In searching for the cause, the team ruled out several possible causes of the decline, including climate change, habitat alterations and the “sociological effect” of increased hunter interest in submitting trophies to the record books. Instead, the analyses pointed them toward the intensive harvest of males as the most likely explanation for the declines. Intensive harvest lowers the age of the males across the species, allowing fewer animals to reach trophy status prior to harvest.
The bottom line is that a buck will never express his full genetic potential or pass along his DNA if he’s shot as a youngster.
Of the three elements of deer management, genetics is probably the most discussed and the least important. It is definitely the most difficult to control.
All bucks are genetically predisposed to grow a set of antlers with certain antler traits. Some will grow big ones while others will grow small ones, some high, and others wide. But genetic potential can be masked by poor nutrition and youth; therefore, some of the biggest management gains are made by improving habitat and allowing bucks to mature.
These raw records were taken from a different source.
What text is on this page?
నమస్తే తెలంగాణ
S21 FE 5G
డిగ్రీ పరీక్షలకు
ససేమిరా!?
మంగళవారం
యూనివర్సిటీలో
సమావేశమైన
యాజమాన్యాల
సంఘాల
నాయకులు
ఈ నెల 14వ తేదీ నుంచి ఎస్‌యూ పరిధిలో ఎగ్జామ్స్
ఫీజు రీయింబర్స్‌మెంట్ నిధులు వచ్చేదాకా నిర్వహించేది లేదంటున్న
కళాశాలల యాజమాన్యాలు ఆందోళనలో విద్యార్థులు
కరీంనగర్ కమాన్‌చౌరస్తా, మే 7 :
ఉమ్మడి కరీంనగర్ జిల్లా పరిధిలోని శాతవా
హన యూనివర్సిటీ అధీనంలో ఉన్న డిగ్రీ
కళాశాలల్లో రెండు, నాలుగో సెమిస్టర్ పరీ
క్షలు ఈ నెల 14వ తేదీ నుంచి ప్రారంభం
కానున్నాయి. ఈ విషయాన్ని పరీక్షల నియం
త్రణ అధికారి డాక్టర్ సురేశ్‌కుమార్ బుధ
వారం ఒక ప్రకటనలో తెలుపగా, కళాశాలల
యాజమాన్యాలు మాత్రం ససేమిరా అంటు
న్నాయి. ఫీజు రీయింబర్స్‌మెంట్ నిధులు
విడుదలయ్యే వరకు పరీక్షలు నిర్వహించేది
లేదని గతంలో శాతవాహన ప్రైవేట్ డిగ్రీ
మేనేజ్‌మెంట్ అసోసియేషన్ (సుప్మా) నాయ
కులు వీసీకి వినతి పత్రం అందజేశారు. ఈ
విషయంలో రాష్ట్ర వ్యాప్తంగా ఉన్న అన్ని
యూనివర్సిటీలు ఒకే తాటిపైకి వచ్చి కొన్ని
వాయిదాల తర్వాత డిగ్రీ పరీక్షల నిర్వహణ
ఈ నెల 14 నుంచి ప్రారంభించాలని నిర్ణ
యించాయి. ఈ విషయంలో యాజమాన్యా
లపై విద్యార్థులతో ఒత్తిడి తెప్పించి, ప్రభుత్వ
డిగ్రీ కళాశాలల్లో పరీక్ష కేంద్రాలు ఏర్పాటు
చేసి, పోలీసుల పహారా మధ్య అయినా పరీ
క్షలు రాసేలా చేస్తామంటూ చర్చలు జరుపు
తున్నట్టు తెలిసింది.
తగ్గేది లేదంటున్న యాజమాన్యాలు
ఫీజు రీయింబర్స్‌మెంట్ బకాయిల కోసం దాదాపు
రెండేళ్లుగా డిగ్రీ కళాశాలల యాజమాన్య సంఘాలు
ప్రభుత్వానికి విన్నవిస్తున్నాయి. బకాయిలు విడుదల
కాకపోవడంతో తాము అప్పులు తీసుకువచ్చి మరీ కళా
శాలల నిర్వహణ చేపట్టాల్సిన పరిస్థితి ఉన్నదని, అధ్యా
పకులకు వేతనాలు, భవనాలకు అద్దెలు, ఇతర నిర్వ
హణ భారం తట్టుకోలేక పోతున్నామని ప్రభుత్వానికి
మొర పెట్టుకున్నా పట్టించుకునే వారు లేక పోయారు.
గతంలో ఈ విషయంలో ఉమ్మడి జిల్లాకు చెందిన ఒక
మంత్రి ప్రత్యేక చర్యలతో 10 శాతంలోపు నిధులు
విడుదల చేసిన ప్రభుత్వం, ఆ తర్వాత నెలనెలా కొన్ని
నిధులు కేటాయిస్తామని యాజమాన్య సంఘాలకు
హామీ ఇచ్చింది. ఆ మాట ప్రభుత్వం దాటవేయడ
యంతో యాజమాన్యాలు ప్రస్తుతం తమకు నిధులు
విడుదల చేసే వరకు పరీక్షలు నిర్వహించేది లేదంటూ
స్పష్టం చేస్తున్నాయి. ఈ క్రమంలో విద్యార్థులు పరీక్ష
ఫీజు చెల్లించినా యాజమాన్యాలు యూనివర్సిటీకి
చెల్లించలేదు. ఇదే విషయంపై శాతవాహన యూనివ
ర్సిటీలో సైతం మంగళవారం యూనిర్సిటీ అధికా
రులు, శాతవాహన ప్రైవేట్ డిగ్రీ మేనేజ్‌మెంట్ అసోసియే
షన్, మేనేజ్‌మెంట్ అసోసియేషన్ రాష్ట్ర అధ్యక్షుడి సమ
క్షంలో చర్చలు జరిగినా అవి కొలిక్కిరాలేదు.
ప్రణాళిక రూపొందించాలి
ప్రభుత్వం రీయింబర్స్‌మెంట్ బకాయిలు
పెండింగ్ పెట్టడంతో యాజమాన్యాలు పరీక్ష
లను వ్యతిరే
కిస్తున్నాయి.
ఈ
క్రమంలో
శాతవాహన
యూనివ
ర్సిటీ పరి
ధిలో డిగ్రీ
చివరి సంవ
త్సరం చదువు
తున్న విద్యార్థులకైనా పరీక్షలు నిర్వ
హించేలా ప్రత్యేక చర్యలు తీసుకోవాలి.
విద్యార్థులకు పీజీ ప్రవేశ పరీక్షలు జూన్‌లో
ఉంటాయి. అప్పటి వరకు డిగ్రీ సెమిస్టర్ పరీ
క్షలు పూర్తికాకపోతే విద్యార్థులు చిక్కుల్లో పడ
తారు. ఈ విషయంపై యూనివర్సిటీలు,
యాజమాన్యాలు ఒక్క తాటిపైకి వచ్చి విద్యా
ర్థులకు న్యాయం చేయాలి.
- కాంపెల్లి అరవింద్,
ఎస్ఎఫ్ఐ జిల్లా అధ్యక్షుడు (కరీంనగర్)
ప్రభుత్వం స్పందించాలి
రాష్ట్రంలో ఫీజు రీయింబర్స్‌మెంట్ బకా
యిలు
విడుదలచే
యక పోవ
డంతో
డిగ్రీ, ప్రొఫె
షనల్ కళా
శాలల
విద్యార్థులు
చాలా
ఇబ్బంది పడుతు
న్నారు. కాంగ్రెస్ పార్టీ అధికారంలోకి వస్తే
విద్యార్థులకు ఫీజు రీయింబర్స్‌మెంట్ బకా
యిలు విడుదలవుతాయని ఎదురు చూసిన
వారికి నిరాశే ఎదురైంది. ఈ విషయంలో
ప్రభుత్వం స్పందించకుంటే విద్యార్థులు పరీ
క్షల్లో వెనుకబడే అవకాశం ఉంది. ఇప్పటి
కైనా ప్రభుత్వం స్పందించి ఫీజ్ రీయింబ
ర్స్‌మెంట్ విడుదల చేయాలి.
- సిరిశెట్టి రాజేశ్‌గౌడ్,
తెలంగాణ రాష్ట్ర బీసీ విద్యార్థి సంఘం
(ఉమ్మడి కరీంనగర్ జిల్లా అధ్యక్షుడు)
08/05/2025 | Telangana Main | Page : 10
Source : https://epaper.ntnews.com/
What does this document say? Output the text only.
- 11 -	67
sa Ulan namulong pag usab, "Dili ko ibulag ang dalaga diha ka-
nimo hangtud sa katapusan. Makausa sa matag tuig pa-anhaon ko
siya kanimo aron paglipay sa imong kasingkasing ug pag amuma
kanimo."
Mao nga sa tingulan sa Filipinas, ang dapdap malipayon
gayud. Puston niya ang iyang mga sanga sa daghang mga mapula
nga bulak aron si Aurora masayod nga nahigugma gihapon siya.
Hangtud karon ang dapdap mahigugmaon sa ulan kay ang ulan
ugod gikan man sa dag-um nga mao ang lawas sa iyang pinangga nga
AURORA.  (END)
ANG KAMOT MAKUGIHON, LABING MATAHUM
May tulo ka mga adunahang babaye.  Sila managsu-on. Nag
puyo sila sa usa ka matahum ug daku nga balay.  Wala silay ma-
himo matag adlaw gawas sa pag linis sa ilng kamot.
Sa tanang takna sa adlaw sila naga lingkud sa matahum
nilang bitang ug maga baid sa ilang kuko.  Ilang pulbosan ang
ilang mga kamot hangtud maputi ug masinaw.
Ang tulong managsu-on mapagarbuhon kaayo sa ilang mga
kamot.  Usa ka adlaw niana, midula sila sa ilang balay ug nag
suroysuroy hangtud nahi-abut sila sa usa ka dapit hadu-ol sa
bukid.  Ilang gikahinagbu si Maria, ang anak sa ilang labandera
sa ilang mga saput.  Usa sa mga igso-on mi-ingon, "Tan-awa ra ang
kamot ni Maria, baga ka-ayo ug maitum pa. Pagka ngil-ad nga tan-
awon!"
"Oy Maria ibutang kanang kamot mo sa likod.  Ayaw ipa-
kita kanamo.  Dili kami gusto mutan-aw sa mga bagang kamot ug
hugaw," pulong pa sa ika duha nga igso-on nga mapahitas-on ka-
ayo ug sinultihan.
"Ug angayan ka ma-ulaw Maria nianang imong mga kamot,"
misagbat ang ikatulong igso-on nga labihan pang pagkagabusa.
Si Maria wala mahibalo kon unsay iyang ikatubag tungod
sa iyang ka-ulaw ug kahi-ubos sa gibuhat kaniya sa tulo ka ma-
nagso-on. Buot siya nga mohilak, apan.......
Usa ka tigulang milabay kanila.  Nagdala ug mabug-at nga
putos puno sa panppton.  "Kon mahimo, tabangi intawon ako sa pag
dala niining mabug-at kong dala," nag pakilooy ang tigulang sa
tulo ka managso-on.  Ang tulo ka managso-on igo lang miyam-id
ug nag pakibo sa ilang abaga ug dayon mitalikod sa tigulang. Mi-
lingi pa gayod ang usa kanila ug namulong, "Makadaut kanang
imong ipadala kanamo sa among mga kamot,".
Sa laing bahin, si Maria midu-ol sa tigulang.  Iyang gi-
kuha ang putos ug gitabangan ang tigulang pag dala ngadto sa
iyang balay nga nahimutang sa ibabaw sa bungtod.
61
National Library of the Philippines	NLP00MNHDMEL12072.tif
Managing genetics within a free-ranging deer herd can be the most difficult and confusing part of a deer management program. Selectively removing “undesirable” bucks through a culling program is the most common way of trying to influence the deer herd’s genetic profile. For a culling program to be successful, a manager must have a very clear goal in mind and be able to implement a very thorough, selective harvest program that takes into account antler characteristics and age.
This is not a proposition to be entered into lightly because it takes an on-going commitment to see results. Each year, the undesirable bucks must be identified and harvested. In addition, does must be harvested aggressively to ensure that the habitat’s carrying capacity is not exceeded.
Many landowners aspire to practice Quality Deer Management. The name has taken on a mystique, but it is simply: “the voluntary use of restraint in the harvesting of young bucks, combined with an appropriate antlerless harvest to maintain a healthy deer population in balance with the habitat.”
As this definition asserts, deer management is not rocket science, but a practical balancing act.